Real life is quite stressful
It is. But the relatively new problem is that audiences are split up, it’s actually very hard to influence people anywhere. It can feel like there’s no broader opinion; everyone has their favourite comedy show, a trusted news source, a curated news feed they follow on social media. It makes things a lot less powerful.
That’s quite bleak
Sorry buddy. But I’d say Saturday Night Live is killing it, it’s so powerful right now. It’s well written, the political stuff is funny and it’s making people happy while also being fearless and diving into the wider problems in the US. For me, I like a safer world, I don’t know if my talents are up to this.
Do you still keep in touch with Brian Cranston?
We don’t text all the time or hang out in bars, but I see him occasionally. He watches the show, he’s really proud of it, there’s talk of him helping us out soon, maybe directing an episode, we’d really like to get him on board.
I read you’re working on a memoir. How’s that going?
Oh man. I’m supposed to be working on it right now. I think it’s going OK, we’ll see. To be honest I’ve been watching a lot of Alan Partridge with my son, I was watching it when you called. I’m such a fan. It’s so funny. But the book! I’ll get there, I’m still figuring out what kind of story I’m able to tell.
You’ve played a lot of morally corrupt and cynical characters. Do you think it has made you more or less cynical as a person?
Wow, OK. I think acting can make you more sympathetic to other people, even if the role you're playing is bleak or corrupt, you feel sympathy for them because you're inhabiting that mentality, even if it is only temporarily. Jimmy really shuts down this season, emotionally, he gets madder at the world for not being as forgiving as he would like it to be, and I feel for him in that journey. Because there are all kinds of people mad at the world, people who feel betrayed by their own luck or fortune. I get it. Someone once asked me, during Breaking Bad, if I saw Saul Goodman at a party, would I talk to him? I was like no way, I wouldn't go near that guy. But doing this show, exploring the choices someone like him has to make to survive, seeing how people cut themselves off from hope and human connections, I feel more sympathetic.

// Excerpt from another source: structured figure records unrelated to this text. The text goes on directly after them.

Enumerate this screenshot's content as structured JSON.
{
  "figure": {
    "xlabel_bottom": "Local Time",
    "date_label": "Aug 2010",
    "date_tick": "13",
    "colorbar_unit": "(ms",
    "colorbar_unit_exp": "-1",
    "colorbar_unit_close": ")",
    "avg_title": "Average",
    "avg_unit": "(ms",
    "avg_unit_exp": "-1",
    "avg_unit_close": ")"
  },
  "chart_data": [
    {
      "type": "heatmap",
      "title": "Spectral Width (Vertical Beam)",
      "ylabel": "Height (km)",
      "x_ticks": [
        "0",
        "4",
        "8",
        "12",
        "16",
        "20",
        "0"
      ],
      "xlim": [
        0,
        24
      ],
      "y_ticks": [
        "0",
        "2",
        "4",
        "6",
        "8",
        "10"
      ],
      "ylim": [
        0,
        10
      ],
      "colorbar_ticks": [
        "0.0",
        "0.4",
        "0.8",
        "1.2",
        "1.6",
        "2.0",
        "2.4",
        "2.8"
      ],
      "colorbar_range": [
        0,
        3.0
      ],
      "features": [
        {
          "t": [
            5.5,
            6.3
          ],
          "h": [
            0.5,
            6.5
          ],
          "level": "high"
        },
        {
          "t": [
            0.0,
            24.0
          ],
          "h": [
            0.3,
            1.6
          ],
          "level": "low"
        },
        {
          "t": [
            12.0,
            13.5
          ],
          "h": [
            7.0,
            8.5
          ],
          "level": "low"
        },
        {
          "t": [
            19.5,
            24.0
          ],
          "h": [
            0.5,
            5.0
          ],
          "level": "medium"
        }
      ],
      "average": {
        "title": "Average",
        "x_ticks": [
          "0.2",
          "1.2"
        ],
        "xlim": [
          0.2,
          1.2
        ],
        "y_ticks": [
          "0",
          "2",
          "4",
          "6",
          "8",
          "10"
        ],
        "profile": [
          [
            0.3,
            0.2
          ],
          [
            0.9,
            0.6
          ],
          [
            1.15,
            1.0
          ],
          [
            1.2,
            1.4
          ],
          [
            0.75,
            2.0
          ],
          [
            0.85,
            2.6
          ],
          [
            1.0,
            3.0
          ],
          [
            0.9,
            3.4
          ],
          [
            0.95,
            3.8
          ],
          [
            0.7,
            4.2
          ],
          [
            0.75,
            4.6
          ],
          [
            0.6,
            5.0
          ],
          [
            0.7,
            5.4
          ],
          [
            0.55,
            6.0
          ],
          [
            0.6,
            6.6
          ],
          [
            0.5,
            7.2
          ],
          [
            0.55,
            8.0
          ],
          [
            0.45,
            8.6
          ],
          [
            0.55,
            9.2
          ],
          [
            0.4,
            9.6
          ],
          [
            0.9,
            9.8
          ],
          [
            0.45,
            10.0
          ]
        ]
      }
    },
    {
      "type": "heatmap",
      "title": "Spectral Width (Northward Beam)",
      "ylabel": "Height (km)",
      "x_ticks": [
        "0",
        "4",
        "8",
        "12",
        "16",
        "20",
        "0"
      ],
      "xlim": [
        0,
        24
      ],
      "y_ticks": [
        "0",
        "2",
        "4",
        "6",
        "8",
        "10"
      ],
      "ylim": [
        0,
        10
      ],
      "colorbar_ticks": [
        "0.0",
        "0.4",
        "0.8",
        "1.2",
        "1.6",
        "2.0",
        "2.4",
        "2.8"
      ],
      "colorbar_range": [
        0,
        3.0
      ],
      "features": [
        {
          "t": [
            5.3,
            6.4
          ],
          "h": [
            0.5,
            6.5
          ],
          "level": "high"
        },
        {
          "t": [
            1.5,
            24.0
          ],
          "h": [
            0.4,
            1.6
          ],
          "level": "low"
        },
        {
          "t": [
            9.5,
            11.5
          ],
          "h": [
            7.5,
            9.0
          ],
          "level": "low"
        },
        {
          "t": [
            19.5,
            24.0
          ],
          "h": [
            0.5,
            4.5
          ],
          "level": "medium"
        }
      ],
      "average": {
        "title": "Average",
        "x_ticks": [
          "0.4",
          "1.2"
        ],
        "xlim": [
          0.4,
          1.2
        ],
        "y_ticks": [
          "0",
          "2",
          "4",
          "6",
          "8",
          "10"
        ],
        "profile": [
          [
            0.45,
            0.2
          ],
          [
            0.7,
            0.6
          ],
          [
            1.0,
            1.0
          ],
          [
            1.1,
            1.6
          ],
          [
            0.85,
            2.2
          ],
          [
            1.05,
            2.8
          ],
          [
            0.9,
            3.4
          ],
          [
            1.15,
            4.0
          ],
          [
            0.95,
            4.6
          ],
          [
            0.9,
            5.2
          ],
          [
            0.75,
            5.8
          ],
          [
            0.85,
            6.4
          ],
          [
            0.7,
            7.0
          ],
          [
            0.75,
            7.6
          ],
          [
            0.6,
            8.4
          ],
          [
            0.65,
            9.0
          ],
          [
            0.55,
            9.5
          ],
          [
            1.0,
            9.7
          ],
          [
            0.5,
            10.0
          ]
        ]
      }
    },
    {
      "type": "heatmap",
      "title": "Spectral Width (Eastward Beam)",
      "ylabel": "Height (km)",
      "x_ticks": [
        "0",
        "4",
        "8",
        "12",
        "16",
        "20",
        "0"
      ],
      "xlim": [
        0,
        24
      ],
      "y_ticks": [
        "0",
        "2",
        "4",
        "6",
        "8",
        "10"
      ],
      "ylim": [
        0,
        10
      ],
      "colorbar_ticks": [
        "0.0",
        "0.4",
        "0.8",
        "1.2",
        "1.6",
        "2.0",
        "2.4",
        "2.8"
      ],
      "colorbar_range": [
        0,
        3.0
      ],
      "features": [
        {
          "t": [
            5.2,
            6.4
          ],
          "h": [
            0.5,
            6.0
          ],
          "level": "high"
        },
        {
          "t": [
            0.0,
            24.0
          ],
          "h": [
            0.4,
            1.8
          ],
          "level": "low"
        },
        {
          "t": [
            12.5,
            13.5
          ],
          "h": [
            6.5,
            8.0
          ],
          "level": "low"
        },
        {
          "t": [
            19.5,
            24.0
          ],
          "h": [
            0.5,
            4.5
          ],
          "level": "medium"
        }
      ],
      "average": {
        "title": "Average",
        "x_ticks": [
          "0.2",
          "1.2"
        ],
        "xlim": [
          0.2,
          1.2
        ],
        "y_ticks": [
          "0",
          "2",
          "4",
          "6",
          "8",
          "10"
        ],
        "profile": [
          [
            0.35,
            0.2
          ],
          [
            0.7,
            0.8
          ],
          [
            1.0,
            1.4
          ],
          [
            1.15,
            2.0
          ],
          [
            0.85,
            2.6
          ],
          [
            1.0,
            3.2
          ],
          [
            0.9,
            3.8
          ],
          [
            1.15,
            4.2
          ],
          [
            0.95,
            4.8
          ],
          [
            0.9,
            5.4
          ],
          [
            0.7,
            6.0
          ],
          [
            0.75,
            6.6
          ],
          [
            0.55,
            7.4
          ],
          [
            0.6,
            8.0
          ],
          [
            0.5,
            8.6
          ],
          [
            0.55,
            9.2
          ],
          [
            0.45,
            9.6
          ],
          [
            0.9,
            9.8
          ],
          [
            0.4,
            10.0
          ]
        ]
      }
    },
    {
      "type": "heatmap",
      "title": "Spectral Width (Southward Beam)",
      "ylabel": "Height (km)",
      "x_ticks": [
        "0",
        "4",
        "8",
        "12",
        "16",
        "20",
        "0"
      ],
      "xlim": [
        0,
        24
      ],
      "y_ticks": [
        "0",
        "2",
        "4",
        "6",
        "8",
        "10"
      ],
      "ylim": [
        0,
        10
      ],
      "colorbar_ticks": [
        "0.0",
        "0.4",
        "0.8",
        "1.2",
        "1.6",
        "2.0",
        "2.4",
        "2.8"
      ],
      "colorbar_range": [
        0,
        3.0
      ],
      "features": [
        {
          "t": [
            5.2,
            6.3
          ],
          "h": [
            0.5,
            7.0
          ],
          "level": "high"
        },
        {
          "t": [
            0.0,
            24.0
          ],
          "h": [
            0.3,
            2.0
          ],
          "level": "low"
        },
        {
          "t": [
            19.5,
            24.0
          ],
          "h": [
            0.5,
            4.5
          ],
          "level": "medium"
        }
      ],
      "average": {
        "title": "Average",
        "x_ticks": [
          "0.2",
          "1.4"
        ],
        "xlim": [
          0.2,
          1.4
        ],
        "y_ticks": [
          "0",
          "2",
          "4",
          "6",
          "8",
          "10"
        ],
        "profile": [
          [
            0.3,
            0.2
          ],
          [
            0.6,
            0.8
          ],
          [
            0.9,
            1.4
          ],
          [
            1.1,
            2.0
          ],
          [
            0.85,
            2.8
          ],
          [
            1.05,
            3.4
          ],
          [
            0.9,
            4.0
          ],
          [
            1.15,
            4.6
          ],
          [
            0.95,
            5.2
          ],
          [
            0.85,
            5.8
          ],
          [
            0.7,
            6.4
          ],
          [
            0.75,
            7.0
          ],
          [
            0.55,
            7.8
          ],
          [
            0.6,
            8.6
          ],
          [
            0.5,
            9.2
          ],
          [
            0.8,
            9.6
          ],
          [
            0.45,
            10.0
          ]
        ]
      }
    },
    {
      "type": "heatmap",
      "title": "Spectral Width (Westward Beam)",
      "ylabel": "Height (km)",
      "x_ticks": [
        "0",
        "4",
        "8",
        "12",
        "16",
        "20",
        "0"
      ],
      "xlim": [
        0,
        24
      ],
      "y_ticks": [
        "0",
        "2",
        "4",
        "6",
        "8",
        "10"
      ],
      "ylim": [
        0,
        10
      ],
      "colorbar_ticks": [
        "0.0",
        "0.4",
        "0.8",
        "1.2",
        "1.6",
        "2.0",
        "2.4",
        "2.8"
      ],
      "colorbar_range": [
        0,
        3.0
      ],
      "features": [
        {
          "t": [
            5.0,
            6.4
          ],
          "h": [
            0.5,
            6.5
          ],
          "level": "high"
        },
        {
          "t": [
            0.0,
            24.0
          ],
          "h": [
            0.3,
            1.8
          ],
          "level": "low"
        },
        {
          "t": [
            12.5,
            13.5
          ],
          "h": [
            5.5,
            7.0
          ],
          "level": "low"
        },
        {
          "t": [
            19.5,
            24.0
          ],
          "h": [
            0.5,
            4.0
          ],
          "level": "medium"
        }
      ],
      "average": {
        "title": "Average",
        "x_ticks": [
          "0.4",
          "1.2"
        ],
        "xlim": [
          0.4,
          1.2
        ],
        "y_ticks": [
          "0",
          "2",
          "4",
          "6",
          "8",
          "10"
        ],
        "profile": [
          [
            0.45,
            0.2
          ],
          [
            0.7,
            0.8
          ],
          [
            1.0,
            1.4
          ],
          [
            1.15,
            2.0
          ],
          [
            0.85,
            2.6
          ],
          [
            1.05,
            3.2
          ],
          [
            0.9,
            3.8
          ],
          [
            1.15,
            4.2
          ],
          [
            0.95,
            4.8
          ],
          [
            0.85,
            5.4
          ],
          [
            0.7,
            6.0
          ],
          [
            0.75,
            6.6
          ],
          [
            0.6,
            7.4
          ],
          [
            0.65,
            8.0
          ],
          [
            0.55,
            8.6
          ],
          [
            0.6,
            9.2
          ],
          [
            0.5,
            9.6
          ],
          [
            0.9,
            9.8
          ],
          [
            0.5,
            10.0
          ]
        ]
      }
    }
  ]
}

There’s a petition online for you to voice a character in Rick & Morty. Would you do it?
I haven’t seen it, but the show is in my orbit. I know Dan [Harman, creator] and Chris Parnell [voice of Jerry]. Should I drop them a line, or wait for them to call me? Basically, I’ll consider it.
Not that you need any more work on your plate
That’s true. But you know what? I’m in a good place, literally! Seriously, you should see this pool.